Bir selam, bir gülümseme, bir
yakınlık, bir iş, bir niyet olabildiği gibi; bir kavga, bir gürültü veya bir
yıkım da olabilir, sende yer etmiş olan.
Ben fazlaca duygulu, fazlaca
düşünceli bir kadın… Bazen fazlaca kırılgan bazen fazlaca güçlü… Sen belki tam
tersisin ama bir an gelir aynı kimse oluveririz. Tenhalarda ayrışabilir,
kalabalıklarda birleşebiliriz.
Her şey zamanında güzeldir.
Bitti diye üzülme sakın.
İlerde biteceğine üzüleceklerinin
üzerindesin bugün, hatırla…
Hisset bugün.
İyice bak etrafına, kapanmamış
defterleri kapat gitsin… Yenilerini aç…
Çünkü eskiye dönüversek şu an,
öyle tat vermeyecek. Bittiyse bitmiştir.
Beden duygu ile beslenir, ruh
akıl ile. Hep başka taraflarından bakmalı o yüzden. Evirip çevirmeli renkli
küpler gibi hayatı… Belki kirli oyunlar da dönmüştür oralarda, belki rekabet
hat safhaya ulaşmıştır. Olmaması gerekenler olmuş, bitmemesi gerekenler
bitmiştir kim bilir…
Belki de oralara hiçbir zaman sığmamış
da bol bol taşmışızdır…
Hakkını vermişizdir be… O an
oradaydık ve bütün hikâye yaşanmaktaydı.
“Benim” dediğin bir şeyi bir daha asla bırakamazsın.
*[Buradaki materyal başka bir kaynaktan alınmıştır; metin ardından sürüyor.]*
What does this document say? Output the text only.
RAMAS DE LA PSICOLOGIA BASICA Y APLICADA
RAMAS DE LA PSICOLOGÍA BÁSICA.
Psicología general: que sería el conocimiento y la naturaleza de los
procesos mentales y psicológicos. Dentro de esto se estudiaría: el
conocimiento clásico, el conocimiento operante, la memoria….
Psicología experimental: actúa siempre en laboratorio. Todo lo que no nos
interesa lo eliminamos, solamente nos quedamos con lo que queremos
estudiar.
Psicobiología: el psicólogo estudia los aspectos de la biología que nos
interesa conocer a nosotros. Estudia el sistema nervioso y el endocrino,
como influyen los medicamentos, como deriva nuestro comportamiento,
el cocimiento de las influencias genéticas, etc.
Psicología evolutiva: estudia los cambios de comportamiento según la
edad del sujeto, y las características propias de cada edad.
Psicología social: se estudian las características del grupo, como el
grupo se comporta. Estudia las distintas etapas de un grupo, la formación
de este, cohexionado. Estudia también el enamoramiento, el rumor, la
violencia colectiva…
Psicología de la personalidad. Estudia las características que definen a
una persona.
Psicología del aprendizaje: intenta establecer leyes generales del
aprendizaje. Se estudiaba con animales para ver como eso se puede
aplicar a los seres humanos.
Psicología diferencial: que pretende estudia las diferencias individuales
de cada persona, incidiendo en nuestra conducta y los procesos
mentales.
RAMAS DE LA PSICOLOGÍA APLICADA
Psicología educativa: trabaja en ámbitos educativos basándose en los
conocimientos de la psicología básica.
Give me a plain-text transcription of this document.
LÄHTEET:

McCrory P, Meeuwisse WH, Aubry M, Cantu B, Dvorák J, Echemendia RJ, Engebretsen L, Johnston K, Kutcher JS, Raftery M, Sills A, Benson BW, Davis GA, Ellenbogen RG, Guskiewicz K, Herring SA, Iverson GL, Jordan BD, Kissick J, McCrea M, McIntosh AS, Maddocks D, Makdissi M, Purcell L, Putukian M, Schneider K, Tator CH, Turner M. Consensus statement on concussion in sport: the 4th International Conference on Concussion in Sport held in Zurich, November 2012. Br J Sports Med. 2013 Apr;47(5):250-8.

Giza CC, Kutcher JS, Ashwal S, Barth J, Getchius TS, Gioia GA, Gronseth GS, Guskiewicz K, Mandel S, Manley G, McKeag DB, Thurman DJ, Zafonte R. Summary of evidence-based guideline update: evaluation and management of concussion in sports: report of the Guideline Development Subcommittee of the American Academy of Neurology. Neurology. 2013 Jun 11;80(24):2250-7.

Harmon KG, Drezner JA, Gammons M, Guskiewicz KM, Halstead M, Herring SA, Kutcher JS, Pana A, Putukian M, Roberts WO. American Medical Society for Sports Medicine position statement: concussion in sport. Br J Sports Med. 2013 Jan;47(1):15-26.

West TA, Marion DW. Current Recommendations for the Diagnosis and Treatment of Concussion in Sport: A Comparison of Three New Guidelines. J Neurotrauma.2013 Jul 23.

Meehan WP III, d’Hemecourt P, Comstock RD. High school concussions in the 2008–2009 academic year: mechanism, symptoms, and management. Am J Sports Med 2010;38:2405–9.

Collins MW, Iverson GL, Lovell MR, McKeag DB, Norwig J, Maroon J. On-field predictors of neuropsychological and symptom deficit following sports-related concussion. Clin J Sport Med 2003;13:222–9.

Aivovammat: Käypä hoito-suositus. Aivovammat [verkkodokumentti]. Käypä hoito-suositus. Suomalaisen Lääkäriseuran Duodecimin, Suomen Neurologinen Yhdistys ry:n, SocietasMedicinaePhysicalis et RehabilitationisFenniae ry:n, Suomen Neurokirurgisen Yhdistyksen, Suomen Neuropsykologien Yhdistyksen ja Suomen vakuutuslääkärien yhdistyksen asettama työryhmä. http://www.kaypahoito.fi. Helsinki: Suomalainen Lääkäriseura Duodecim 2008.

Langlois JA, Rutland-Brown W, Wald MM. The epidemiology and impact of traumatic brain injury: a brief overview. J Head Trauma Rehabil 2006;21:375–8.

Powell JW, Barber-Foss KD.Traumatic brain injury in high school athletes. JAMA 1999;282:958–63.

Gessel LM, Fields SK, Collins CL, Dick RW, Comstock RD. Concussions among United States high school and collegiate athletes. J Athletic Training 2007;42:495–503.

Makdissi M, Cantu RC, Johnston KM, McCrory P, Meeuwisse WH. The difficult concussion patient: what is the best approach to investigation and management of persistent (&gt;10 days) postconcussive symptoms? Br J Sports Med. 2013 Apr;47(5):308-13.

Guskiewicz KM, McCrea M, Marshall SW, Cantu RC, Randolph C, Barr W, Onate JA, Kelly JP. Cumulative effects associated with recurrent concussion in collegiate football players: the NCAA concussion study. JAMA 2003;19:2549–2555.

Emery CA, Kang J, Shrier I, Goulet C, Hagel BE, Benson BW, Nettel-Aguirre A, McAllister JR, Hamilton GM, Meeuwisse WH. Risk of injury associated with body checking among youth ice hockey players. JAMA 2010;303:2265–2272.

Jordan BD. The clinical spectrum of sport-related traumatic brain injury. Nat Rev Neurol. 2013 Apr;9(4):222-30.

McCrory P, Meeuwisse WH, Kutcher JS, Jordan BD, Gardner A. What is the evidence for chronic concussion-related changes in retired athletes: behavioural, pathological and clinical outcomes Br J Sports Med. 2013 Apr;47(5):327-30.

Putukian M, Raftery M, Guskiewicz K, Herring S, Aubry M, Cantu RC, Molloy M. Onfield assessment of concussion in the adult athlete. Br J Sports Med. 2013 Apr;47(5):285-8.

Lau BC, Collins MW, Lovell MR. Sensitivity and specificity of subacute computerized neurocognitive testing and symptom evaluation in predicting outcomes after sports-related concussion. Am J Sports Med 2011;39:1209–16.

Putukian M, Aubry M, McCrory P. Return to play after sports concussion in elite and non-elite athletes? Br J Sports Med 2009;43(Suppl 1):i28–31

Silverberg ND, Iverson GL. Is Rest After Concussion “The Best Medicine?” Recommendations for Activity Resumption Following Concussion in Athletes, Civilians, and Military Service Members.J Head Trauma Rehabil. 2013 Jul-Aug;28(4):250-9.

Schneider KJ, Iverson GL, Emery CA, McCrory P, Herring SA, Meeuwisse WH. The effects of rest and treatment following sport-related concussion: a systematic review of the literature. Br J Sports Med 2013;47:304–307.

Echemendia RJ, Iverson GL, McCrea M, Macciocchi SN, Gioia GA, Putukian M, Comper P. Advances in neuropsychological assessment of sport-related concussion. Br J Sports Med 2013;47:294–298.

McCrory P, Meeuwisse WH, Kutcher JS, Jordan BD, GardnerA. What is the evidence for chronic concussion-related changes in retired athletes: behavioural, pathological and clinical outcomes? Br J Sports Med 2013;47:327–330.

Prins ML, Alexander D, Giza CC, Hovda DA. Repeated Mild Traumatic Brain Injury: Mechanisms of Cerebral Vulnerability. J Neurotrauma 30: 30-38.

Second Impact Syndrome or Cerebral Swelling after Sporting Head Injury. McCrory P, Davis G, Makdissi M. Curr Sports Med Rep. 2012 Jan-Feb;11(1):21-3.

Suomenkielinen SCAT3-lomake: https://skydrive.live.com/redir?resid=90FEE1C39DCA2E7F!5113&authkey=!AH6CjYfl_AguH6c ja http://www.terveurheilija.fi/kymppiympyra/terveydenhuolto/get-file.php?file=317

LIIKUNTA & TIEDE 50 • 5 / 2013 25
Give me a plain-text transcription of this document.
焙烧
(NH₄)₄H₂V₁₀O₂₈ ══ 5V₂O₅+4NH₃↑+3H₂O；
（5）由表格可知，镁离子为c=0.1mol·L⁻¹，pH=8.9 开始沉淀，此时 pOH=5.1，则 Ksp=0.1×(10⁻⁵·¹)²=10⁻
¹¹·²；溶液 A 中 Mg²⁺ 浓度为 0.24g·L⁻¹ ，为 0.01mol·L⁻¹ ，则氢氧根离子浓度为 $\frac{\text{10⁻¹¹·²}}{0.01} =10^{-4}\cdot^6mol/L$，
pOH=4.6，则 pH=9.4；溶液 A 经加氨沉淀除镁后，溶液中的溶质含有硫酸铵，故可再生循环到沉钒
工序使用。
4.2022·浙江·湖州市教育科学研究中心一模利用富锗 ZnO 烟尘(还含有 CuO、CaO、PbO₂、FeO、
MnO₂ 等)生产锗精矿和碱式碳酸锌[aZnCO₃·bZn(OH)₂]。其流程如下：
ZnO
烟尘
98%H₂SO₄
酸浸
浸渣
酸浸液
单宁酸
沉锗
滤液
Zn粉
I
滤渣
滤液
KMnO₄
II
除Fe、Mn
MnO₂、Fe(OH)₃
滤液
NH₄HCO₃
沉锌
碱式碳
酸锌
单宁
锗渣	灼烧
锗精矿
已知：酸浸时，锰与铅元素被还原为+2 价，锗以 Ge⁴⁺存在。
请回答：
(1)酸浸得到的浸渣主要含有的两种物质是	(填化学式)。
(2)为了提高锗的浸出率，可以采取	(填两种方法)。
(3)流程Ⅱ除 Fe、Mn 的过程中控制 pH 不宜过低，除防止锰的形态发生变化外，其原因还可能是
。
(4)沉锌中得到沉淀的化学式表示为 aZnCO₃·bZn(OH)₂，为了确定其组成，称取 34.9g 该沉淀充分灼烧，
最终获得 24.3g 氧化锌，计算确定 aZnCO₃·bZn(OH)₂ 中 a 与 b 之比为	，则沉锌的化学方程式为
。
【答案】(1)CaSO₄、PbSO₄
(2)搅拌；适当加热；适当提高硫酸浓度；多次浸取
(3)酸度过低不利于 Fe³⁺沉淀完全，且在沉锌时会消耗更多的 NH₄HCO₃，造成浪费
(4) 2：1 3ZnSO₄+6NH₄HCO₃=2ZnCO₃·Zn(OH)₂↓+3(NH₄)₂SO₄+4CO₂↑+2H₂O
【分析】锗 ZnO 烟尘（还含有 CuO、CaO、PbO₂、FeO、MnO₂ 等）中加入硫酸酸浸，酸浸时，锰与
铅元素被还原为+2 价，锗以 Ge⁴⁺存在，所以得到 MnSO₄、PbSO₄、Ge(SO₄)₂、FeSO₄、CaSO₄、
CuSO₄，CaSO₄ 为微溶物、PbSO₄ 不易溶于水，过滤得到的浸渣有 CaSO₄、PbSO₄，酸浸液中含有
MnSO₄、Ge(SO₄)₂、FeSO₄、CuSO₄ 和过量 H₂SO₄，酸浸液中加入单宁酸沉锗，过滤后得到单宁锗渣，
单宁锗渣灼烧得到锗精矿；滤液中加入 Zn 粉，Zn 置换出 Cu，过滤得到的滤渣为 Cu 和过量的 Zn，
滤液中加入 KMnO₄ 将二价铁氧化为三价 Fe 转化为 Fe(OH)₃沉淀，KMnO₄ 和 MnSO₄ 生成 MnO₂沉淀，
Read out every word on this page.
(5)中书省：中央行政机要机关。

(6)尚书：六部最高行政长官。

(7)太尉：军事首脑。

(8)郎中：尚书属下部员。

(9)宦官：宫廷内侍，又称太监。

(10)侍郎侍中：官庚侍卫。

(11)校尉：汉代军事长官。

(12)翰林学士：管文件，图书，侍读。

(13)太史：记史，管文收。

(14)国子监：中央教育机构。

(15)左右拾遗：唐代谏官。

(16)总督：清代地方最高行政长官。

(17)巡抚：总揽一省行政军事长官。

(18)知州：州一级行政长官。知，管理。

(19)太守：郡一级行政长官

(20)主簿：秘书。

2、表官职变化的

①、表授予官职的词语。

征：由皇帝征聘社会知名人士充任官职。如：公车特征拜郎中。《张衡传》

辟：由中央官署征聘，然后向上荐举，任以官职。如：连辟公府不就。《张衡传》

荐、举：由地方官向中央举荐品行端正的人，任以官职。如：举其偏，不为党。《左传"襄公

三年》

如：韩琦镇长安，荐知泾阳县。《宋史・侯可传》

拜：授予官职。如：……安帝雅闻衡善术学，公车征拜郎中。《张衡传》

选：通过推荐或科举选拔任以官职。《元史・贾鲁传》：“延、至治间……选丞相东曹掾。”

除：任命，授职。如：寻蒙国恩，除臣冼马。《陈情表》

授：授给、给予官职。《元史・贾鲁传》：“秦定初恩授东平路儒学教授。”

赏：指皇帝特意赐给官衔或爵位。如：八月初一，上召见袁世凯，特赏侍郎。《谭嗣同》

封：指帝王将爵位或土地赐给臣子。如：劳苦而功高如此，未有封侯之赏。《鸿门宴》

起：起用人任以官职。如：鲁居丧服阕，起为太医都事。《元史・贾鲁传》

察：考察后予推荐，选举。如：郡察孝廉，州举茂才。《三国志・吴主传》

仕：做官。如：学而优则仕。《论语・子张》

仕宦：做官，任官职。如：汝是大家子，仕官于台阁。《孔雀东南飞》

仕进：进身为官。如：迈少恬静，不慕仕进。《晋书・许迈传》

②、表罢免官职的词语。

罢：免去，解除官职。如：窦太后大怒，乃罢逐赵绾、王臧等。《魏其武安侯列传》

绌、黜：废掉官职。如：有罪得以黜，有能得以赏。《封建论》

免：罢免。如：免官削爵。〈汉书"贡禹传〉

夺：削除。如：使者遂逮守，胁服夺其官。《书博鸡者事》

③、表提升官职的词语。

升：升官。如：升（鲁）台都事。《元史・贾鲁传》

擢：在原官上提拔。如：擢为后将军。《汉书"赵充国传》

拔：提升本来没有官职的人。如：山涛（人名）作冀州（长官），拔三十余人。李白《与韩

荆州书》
Adı üstündedir
zaten… Ama zincirlerle ayaklarını ona dolamak ya da özgürce, usulünce sevmek
seçeneklerimizdir.
Acısıyla tatlısıyla demek âdetten
olmuş… Bir başkadır anıları uzaktan seyretmenin hali…
Hani yaşamda türlü türlü okullar
vardır ya, işte okullarımızdan biridir belki orası…
Dersler bitip de mezuniyet
gelince, dağılmışızdır… Ama aslında hiç kopmamışızdır…
Ne çok sahneler hatırlarız geriye
dönüp bakınca, özlemle gülümseriz. Kollar kaldırılmış bir gün, iki ileri bir
geri… Hakkını vermeye çalışırız her hareketin. Bir meme esprisi alır götürür
ortalığı. Kadına kadına kıkırdarız, sırları paylaşır, gerçeklerle dalga geçeriz.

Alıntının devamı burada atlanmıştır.